Verklaart dat het bewezenverklaarde de hierboven vermelde strafbare feiten oplevert.
Verklaart het bewezenverklaarde strafbaar en ook de verdachte daarvoor strafbaar.
Veroordeelt de verdachte tot een gevangenisstraf voor de duur van 3 (drie) jaar en 6 (zes) maanden.
Beveelt dat de tijd, die door de veroordeelde vóór de tenuitvoerlegging van deze uitspraak in deze zaak in verzekering en voorlopige hechtenis is doorgebracht, bij de uitvoering van de opgelegde gevangenisstraf in mindering wordt gebracht.
Gelast de tenuitvoerlegging van de straf, voorzover voorwaardelijk opgelegd bij vonnis van de rechtbank te Alkmaar van 31 december 2002, met parketnummer 14-010391-02, te weten:
gevangenisstraf voor de duur van 6 (zes) maanden.
Gelast de tenuitvoerlegging van de straf, voorzover voorwaardelijk opgelegd bij vonnis van de politierechter in de rechtbank te Alkmaar van 21 november 2003, met parketnummer
14-023690-03, te weten:
gevangenisstraf voor de duur van 2 (twee) weken.
Ten aanzien van de benadeelde partij [slachtoffer 1]:
Wijst de vordering van de benadeelde partij gedeeltelijk toe en veroordeelt de verdachte om tegen een behoorlijk bewijs van kwijting te betalen aan [slachtoffer 1], domicilie kiezende ten kantore van haar raadsvrouw [raadsvrouw], rekeningnummer [rekeningnummer], een bedrag van EUR 2.500,00 (tweeduizend vijfhonderd euro), vermeerderd met de door de benadeelde partij gemaakte en ten behoeve van de tenuitvoerlegging nog te maken kosten, tot aan deze uitspraak begroot op EUR 392,10 (driehonderdtweeënnegentig euro en tien cent).
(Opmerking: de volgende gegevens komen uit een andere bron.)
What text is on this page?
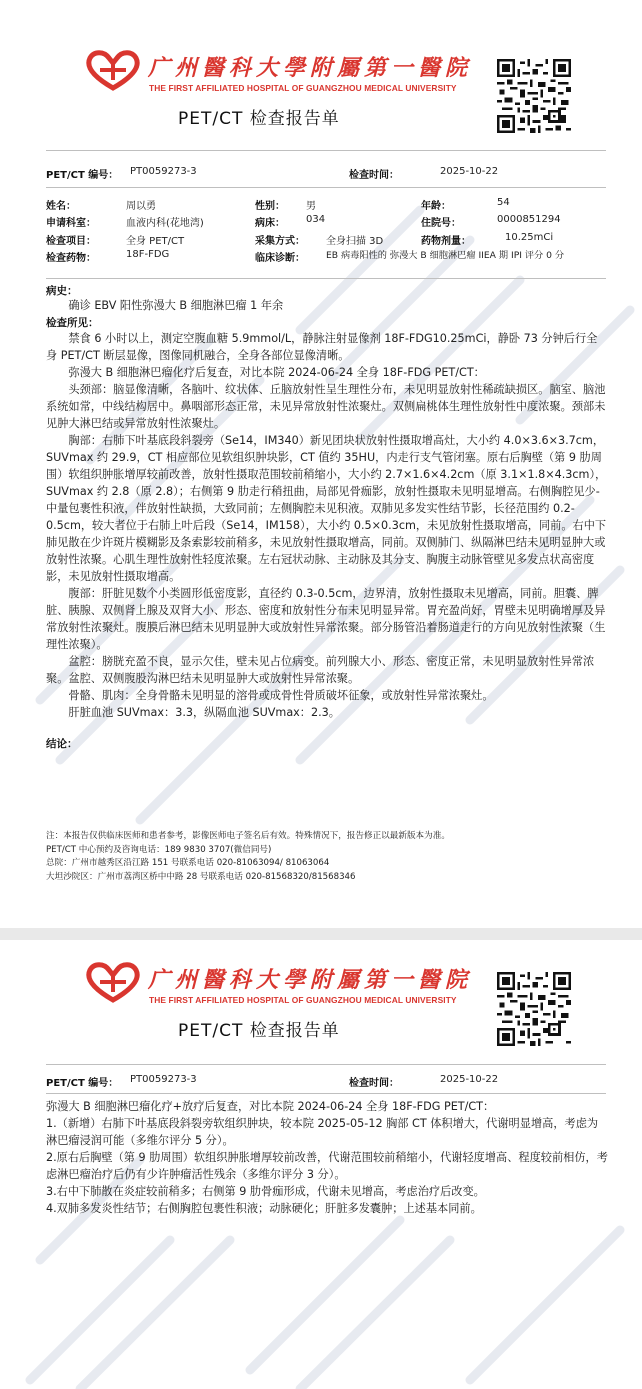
广州醫科大學附屬第一醫院
THE FIRST AFFILIATED HOSPITAL OF GUANGZHOU MEDICAL UNIVERSITY
PET/CT 检查报告单
PET/CT 编号： PT0059273-3	检查时间：	2025-10-22
姓名：	周以勇	性别： 男	年龄：	54
申请科室：	血液内科(花地湾)	病床： 034	住院号：	0000851294
检查项目：	全身 PET/CT	采集方式： 全身扫描 3D	药物剂量：	10.25mCi
检查药物：	18F-FDG	临床诊断： EB 病毒阳性的 弥漫大 B 细胞淋巴瘤 IIEA 期 IPI 评分 0 分
病史：

确诊 EBV 阳性弥漫大 B 细胞淋巴瘤 1 年余

检查所见：

禁食 6 小时以上，测定空腹血糖 5.9mmol/L，静脉注射显像剂 18F-FDG10.25mCi，静卧 73 分钟后行全身 PET/CT 断层显像，图像同机融合，全身各部位显像清晰。

弥漫大 B 细胞淋巴瘤化疗后复查，对比本院 2024-06-24 全身 18F-FDG PET/CT：

头颈部：脑显像清晰，各脑叶、纹状体、丘脑放射性呈生理性分布，未见明显放射性稀疏缺损区。脑室、脑池系统如常，中线结构居中。鼻咽部形态正常，未见异常放射性浓聚灶。双侧扁桃体生理性放射性中度浓聚。颈部未见肿大淋巴结或异常放射性浓聚灶。

胸部：右肺下叶基底段斜裂旁（Se14，IM340）新见团块状放射性摄取增高灶，大小约 4.0×3.6×3.7cm，SUVmax 约 29.9，CT 相应部位见软组织肿块影，CT 值约 35HU，内走行支气管闭塞。原右后胸壁（第 9 肋周围）软组织肿胀增厚较前改善，放射性摄取范围较前稍缩小，大小约 2.7×1.6×4.2cm（原 3.1×1.8×4.3cm），SUVmax 约 2.8（原 2.8）；右侧第 9 肋走行稍扭曲，局部见骨痂影，放射性摄取未见明显增高。右侧胸腔见少-中量包裹性积液，伴放射性缺损，大致同前；左侧胸腔未见积液。双肺见多发实性结节影，长径范围约 0.2-0.5cm，较大者位于右肺上叶后段（Se14，IM158），大小约 0.5×0.3cm，未见放射性摄取增高，同前。右中下肺见散在少许斑片模糊影及条索影较前稍多，未见放射性摄取增高，同前。双侧肺门、纵隔淋巴结未见明显肿大或放射性浓聚。心肌生理性放射性轻度浓聚。左右冠状动脉、主动脉及其分支、胸腹主动脉管壁见多发点状高密度影，未见放射性摄取增高。

腹部：肝脏见数个小类圆形低密度影，直径约 0.3-0.5cm，边界清，放射性摄取未见增高，同前。胆囊、脾脏、胰腺、双侧肾上腺及双肾大小、形态、密度和放射性分布未见明显异常。胃充盈尚好，胃壁未见明确增厚及异常放射性浓聚灶。腹膜后淋巴结未见明显肿大或放射性异常浓聚。部分肠管沿着肠道走行的方向见放射性浓聚（生理性浓聚）。

盆腔：膀胱充盈不良，显示欠佳，壁未见占位病变。前列腺大小、形态、密度正常，未见明显放射性异常浓聚。盆腔、双侧腹股沟淋巴结未见明显肿大或放射性异常浓聚。

骨骼、肌肉：全身骨骼未见明显的溶骨或成骨性骨质破坏征象，或放射性异常浓聚灶。

肝脏血池 SUVmax：3.3，纵隔血池 SUVmax：2.3。

结论：
注：本报告仅供临床医师和患者参考，影像医师电子签名后有效。特殊情况下，报告修正以最新版本为准。
PET/CT 中心预约及咨询电话：189 9830 3707(微信同号)
总院：广州市越秀区沿江路 151 号联系电话 020-81063094/ 81063064
大坦沙院区：广州市荔湾区桥中中路 28 号联系电话 020-81568320/81568346
广州醫科大學附屬第一醫院
THE FIRST AFFILIATED HOSPITAL OF GUANGZHOU MEDICAL UNIVERSITY
PET/CT 检查报告单
PET/CT 编号： PT0059273-3	检查时间：	2025-10-22

弥漫大 B 细胞淋巴瘤化疗+放疗后复查，对比本院 2024-06-24 全身 18F-FDG PET/CT：

1.（新增）右肺下叶基底段斜裂旁软组织肿块，较本院 2025-05-12 胸部 CT 体积增大，代谢明显增高，考虑为淋巴瘤浸润可能（多维尔评分 5 分）。

2.原右后胸壁（第 9 肋周围）软组织肿胀增厚较前改善，代谢范围较前稍缩小，代谢轻度增高、程度较前相仿，考虑淋巴瘤治疗后仍有少许肿瘤活性残余（多维尔评分 3 分）。

3.右中下肺散在炎症较前稍多；右侧第 9 肋骨痂形成，代谢未见增高，考虑治疗后改变。

4.双肺多发炎性结节；右侧胸腔包裹性积液；动脉硬化；肝脏多发囊肿；上述基本同前。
Verklaart de benadeelde partij voor het overige niet ontvankelijk in haar vordering en bepaalt dat deze benadeelde partij haar vordering in zoverre slechts bij de burgerlijke rechter kan aanbrengen.
Legt de verdachte voorts op de verplichting tot betaling aan de Staat van een som gelds, groot EUR 2.500,00 (tweeduizend vijfhonderd euro), zulks ten behoeve van [slachtoffer 1] voornoemd.
Beveelt voor het geval dat noch volledige betaling noch volledig verhaal van het verschuldigde bedrag volgt, dat hechtenis zal worden toegepast voor de duur van 50 (vijftig) dagen, met dien verstande dat de toepassing van die hechtenis de hiervoor vermelde verplichting niet opheft.
Bepaalt dat indien (en voorzover) verdachte heeft voldaan aan één van evenvermelde betalingsverplichtingen, de andere daarmee (in zoverre) komt te vervallen.
Ten aanzien van de benadeelde partij [slachtoffer 3]:
Wijst de vordering van de benadeelde partij toe en veroordeelt de verdachte om tegen een behoorlijk bewijs van kwijting te betalen aan [slachtoffer 3], domicilie kiezende ten kantore van haar raadsvrouw [raadsvrouw], rekeningnummer [rekeningnummer], een bedrag van EUR 2.500,00 (tweeduizend vijfhonderd euro), vermeerderd met de door de benadeelde partij gemaakte en ten behoeve van de tenuitvoerlegging nog te maken kosten, tot aan deze uitspraak begroot op EUR 384,00 (driehonderdvierentachtig euro).
Legt de verdachte voorts op de verplichting tot betaling aan de Staat van een som gelds, groot EUR 2.500,00 (tweeduizend vijfhonderd euro), zulks ten behoeve van [slachtoffer 3] voornoemd.
Beveelt voor het geval dat noch volledige betaling noch volledig verhaal van het verschuldigde bedrag volgt, dat hechtenis zal worden toegepast voor de duur van 50 (vijftig) dagen, met dien verstande dat de toepassing van die hechtenis de hiervoor vermelde verplichting niet opheft.
Bepaalt dat indien (en voorzover) verdachte heeft voldaan aan één van evenvermelde betalingsverplichtingen, de andere daarmee (in zoverre) komt te vervallen.
Dit arrest is gewezen door de tweede meervoudige strafkamer van het gerechtshof te Amsterdam, waarin zitting hadden mrs. De Winter, Brilman en Paridaens, in tegenwoordigheid van
mr. Visser, griffier, en is uitgesproken op de openbare terechtzitting van dit gerechtshof van
- 10.
juni 2005.
Mr. Brilman is buiten staat dit arrest mede te ondertekenen.